Eskom’s chief procurement officer Edwin Mabelane recommended Dongfang to the board tender committee as it purportedly presented the lowest risk profile. His submission said General Electric should be disqualified because it submitted a faulty black empowerment certificate.

Murray & Roberts was booted out because of its checkered past relating to collusion during the construction of 2010 Soccer World Cup stadiums.

Jardim told Fin24 concerns around the reputational impact of stadium construction originated before 2013.

“This was known long before the tender for Duvha’s boiler rebuild was issued,” he said. “If this was such an issue in the final adjudication, why was Murray & Roberts not excluded from the start, and (why was it) still allowed to progress to the final stage of the bidding?”

Cost escalation fears

Dongfang wasn’t only the most expensive, it also scored the lowest of the three bidders in the safety, health and environment category. Its localisation was also not up to scratch.

But Eskom argued that General Electric and Murray & Roberts’ prices were not fixed, and that they could escalate in future. It cited Kusile and Medupi as an example of a worst-case scenario of cost escalation.

Again, Jardim told Fin24 Duvha is not comparable to Kusile and Medupi.

“We are one of many principal contractors on the Medupi and Kusile projects,” he said. “You cannot draw parallels between the type of contract, scale of capabilities required, contract value or duration of these two projects and the boiler rebuild project at Duvha.”

He said escalation mostly comes down to time – the longer it takes to complete a project, the more it could cost.

“Over the past eight years, there were many highly disruptive labour stoppages, thousands of design changes and other delays, with only a small portion of these events that could be attributed to us.”
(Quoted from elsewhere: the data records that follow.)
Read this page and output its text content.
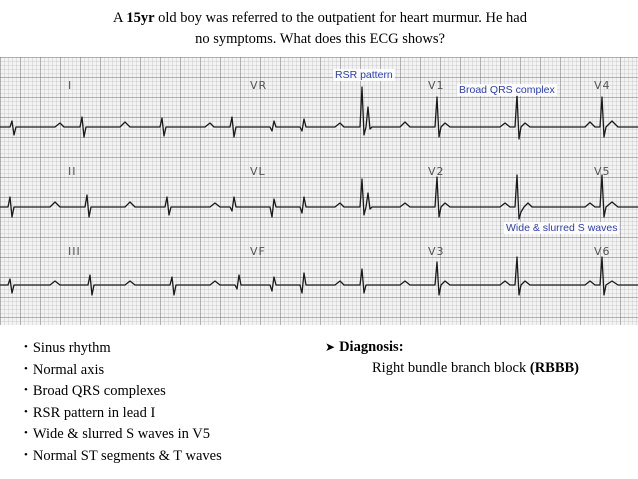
A 15yr old boy was referred to the outpatient for heart murmur. He had
no symptoms. What does this ECG shows?
I	VR	V1	V4
II	VL	V2	V5
III	VF	V3	V6
RSR pattern
Broad QRS complex
Wide & slurred S waves
• Sinus rhythm
• Normal axis
• Broad QRS complexes
• RSR pattern in lead I
• Wide & slurred S waves in V5
• Normal ST segments & T waves
➤ Diagnosis:
Right bundle branch block (RBBB)
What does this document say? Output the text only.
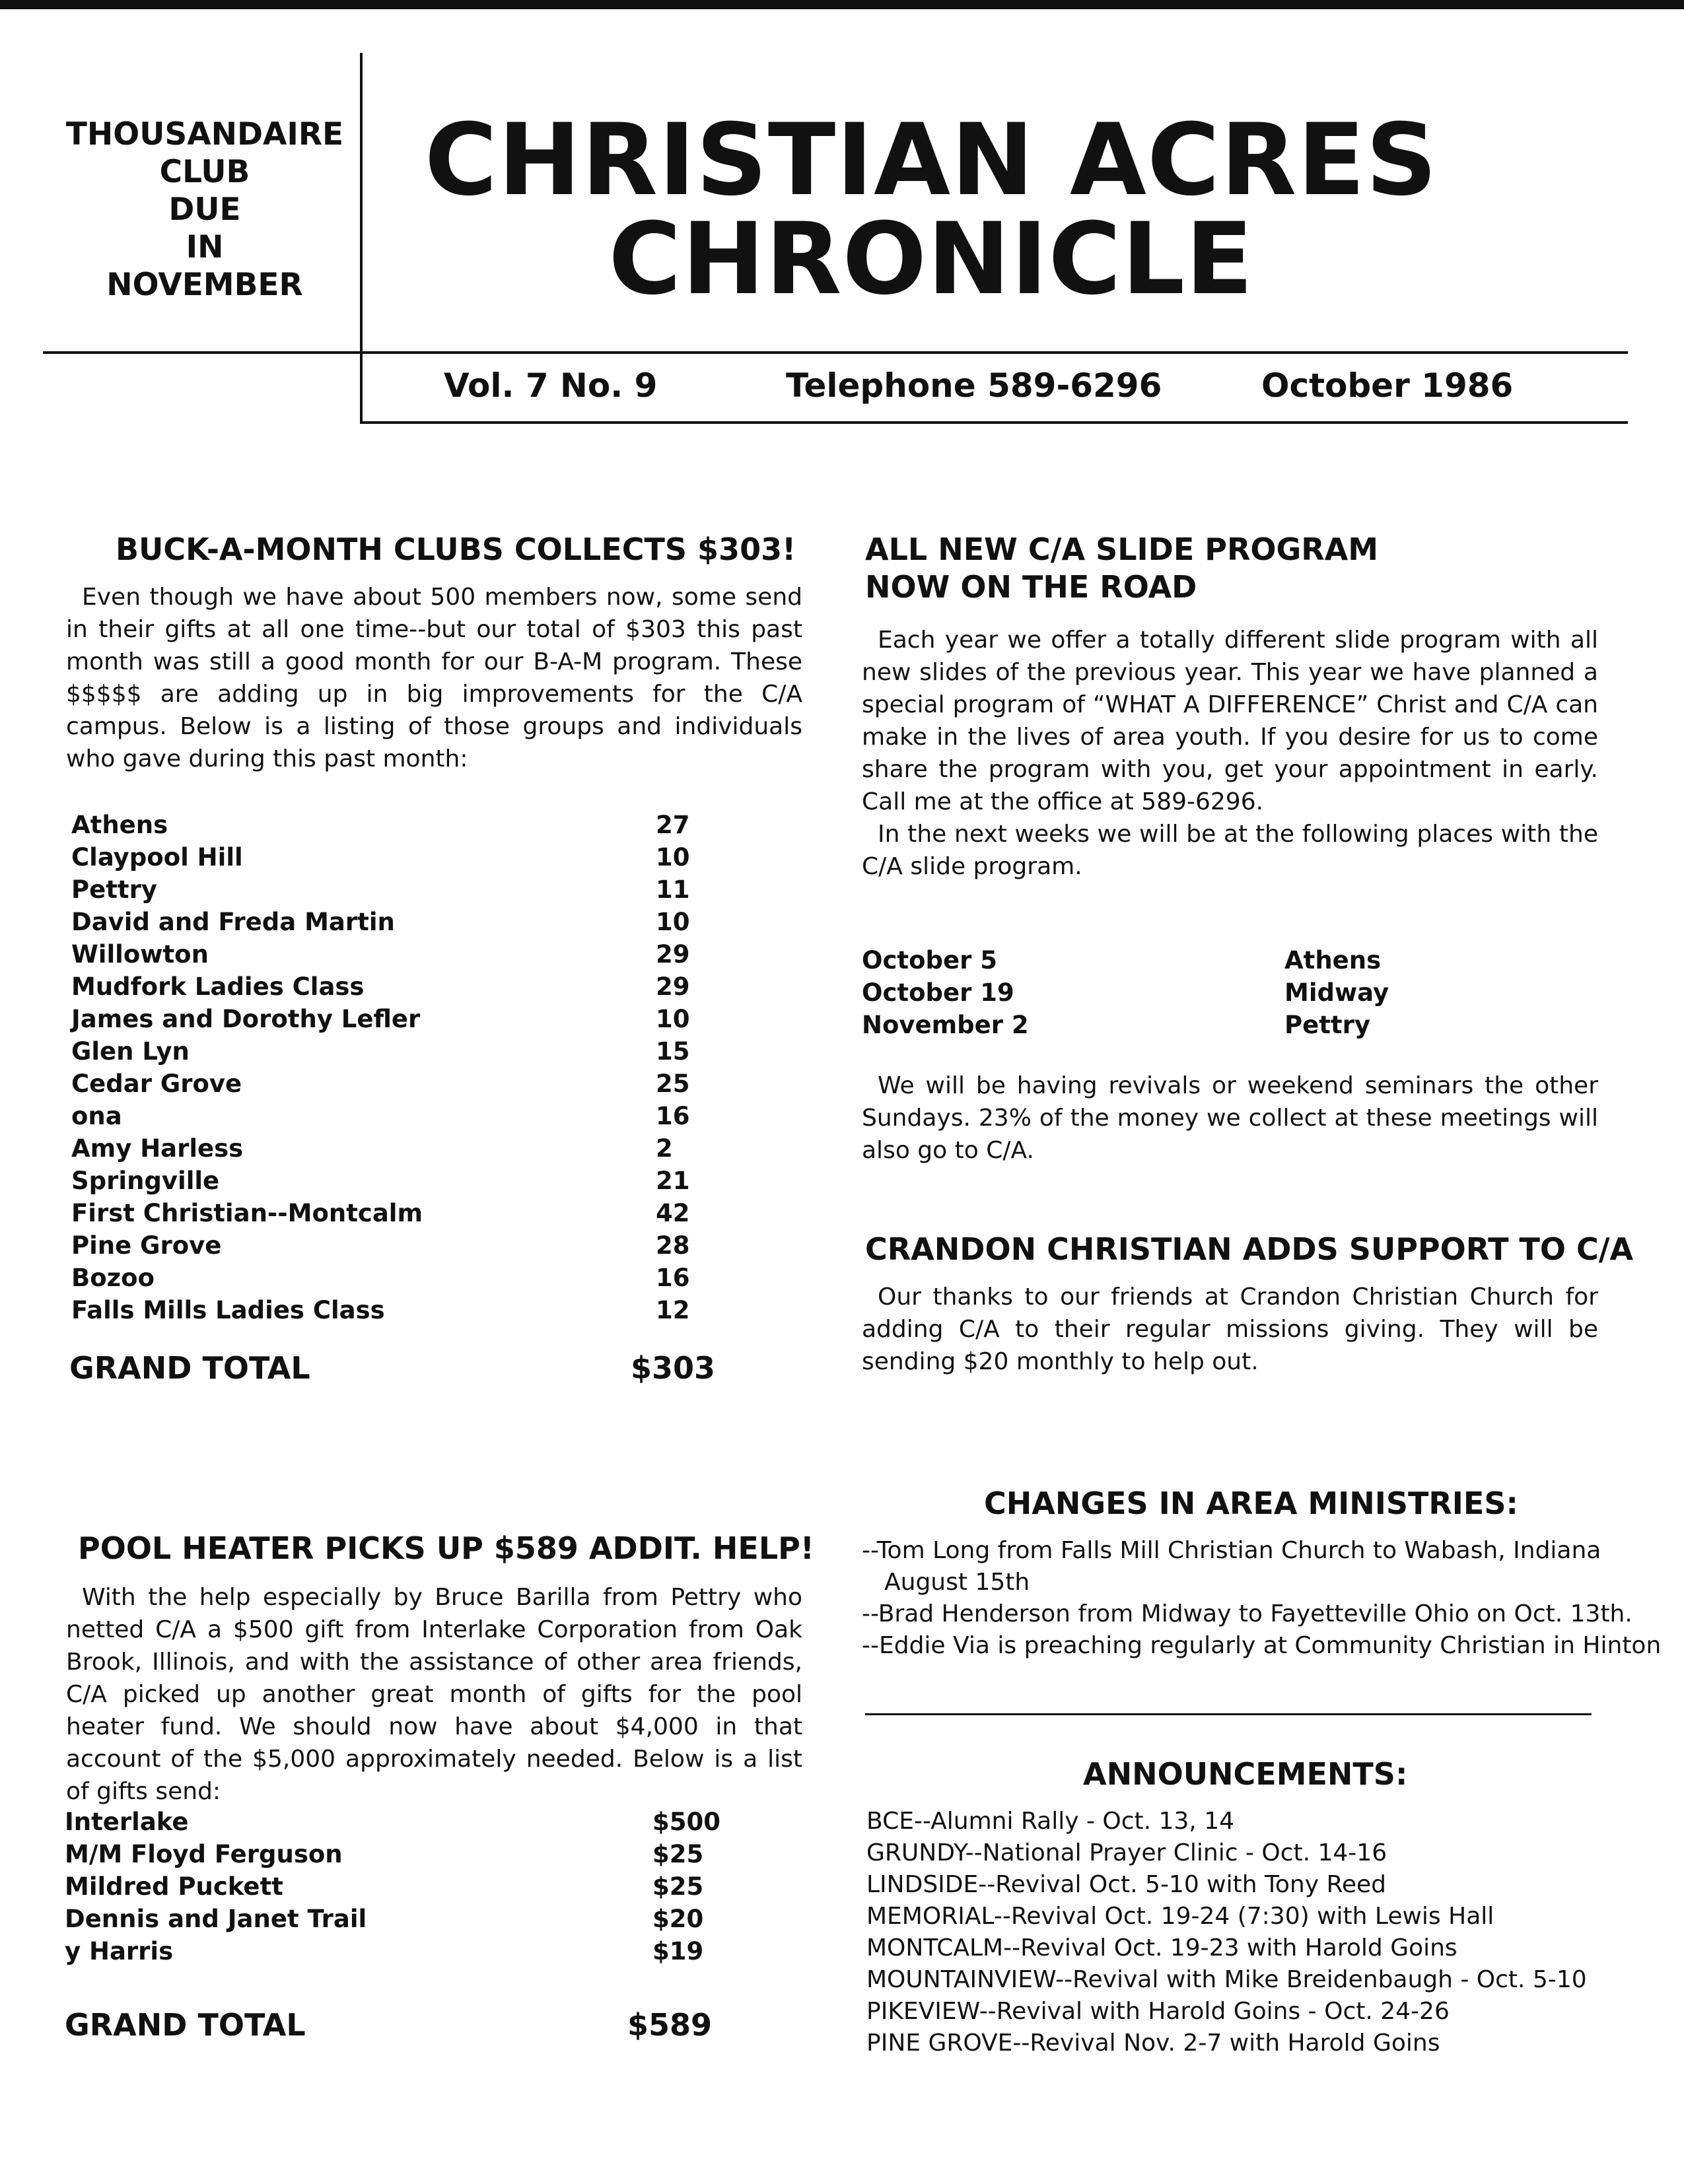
THOUSANDAIRE
CLUB
DUE
IN
NOVEMBER
CHRISTIAN ACRES
CHRONICLE
Vol. 7 No. 9	Telephone 589-6296	October 1986
BUCK-A-MONTH CLUBS COLLECTS $303!

Even though we have about 500 members now, some send in their gifts at all one time--but our total of $303 this past month was still a good month for our B-A-M program. These $$$$$ are adding up in big improvements for the C/A campus. Below is a listing of those groups and individuals who gave during this past month:

Athens	27
Claypool Hill	10
Pettry	11
David and Freda Martin	10
Willowton	29
Mudfork Ladies Class	29
James and Dorothy Lefler	10
Glen Lyn	15
Cedar Grove	25
ona	16
Amy Harless	2
Springville	21
First Christian--Montcalm	42
Pine Grove	28
Bozoo	16
Falls Mills Ladies Class	12
GRAND TOTAL	$303
POOL HEATER PICKS UP $589 ADDIT. HELP!

With the help especially by Bruce Barilla from Pettry who netted C/A a $500 gift from Interlake Corporation from Oak Brook, Illinois, and with the assistance of other area friends, C/A picked up another great month of gifts for the pool heater fund. We should now have about $4,000 in that account of the $5,000 approximately needed. Below is a list of gifts send:

Interlake	$500
M/M Floyd Ferguson	$25
Mildred Puckett	$25
Dennis and Janet Trail	$20
y Harris	$19
GRAND TOTAL	$589
ALL NEW C/A SLIDE PROGRAM
NOW ON THE ROAD

Each year we offer a totally different slide program with all new slides of the previous year. This year we have planned a special program of “WHAT A DIFFERENCE” Christ and C/A can make in the lives of area youth. If you desire for us to come share the program with you, get your appointment in early. Call me at the office at 589-6296.

In the next weeks we will be at the following places with the C/A slide program.

October 5	Athens
October 19	Midway
November 2	Pettry

We will be having revivals or weekend seminars the other Sundays. 23% of the money we collect at these meetings will also go to C/A.

CRANDON CHRISTIAN ADDS SUPPORT TO C/A

Our thanks to our friends at Crandon Christian Church for adding C/A to their regular missions giving. They will be sending $20 monthly to help out.

CHANGES IN AREA MINISTRIES:
--Tom Long from Falls Mill Christian Church to Wabash, Indiana
August 15th
--Brad Henderson from Midway to Fayetteville Ohio on Oct. 13th.
--Eddie Via is preaching regularly at Community Christian in Hinton
ANNOUNCEMENTS:
BCE--Alumni Rally - Oct. 13, 14
GRUNDY--National Prayer Clinic - Oct. 14-16
LINDSIDE--Revival Oct. 5-10 with Tony Reed
MEMORIAL--Revival Oct. 19-24 (7:30) with Lewis Hall
MONTCALM--Revival Oct. 19-23 with Harold Goins
MOUNTAINVIEW--Revival with Mike Breidenbaugh - Oct. 5-10
PIKEVIEW--Revival with Harold Goins - Oct. 24-26
PINE GROVE--Revival Nov. 2-7 with Harold Goins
He said price escalations are meant to reflect the correct value of money over the duration of the project and are intended to be kept to contract over the whole time period, which in this case is almost a decade.

KPMG also disagreed with Eskom in its report. “Eskom have not done any other evaluation to confirm that the fixed and firm price is indeed more favourable, despite the fact that it is significantly higher than the lowest quoted price,” it said.

Enter Trillian

It was ultimately controversial firm Trillian which helped Eskom make the final decision in March, with an “initial risk assessment”. It agreed with Eskom that Dongfang was less risky, because its price was fixed.

“By transferring all escalation costs to Eskom, the suppliers have in effect created a risk-free environment with no consequence to themselves in the event of external events that affect the project,” Trillian recommended.

Trillian told Business Day it was not part of the tender evaluation team, and said it had simply done a “high-level cost benefit analysis over a two-day period”.

After the Trillian assessment, Dongfang was awarded the winning contract.

Advance payment

Once Dongfang had been appointed, the the board tender committee then permitted a 15% advance payment, when they had agreed to 10% during negotiations.

KPMG questioned when this additional 5% had been negotiated.

“According to our minutes, further corroborated by the notes made by [Eskom’s commercial division] during negotiations, it was confirmed that a 10% advance payment will be payable,” the KPMG report said.

General Electric spokesperson Thulisile Phiri said even though the company has pursued legal action against Eskom, asking it to review the Dongfang decision, this in no way altered General Electric’s commitment to other current Eskom projects.

“We believe that the judiciary process will be an independent mediator regarding the outcome of Duvha, “ he said.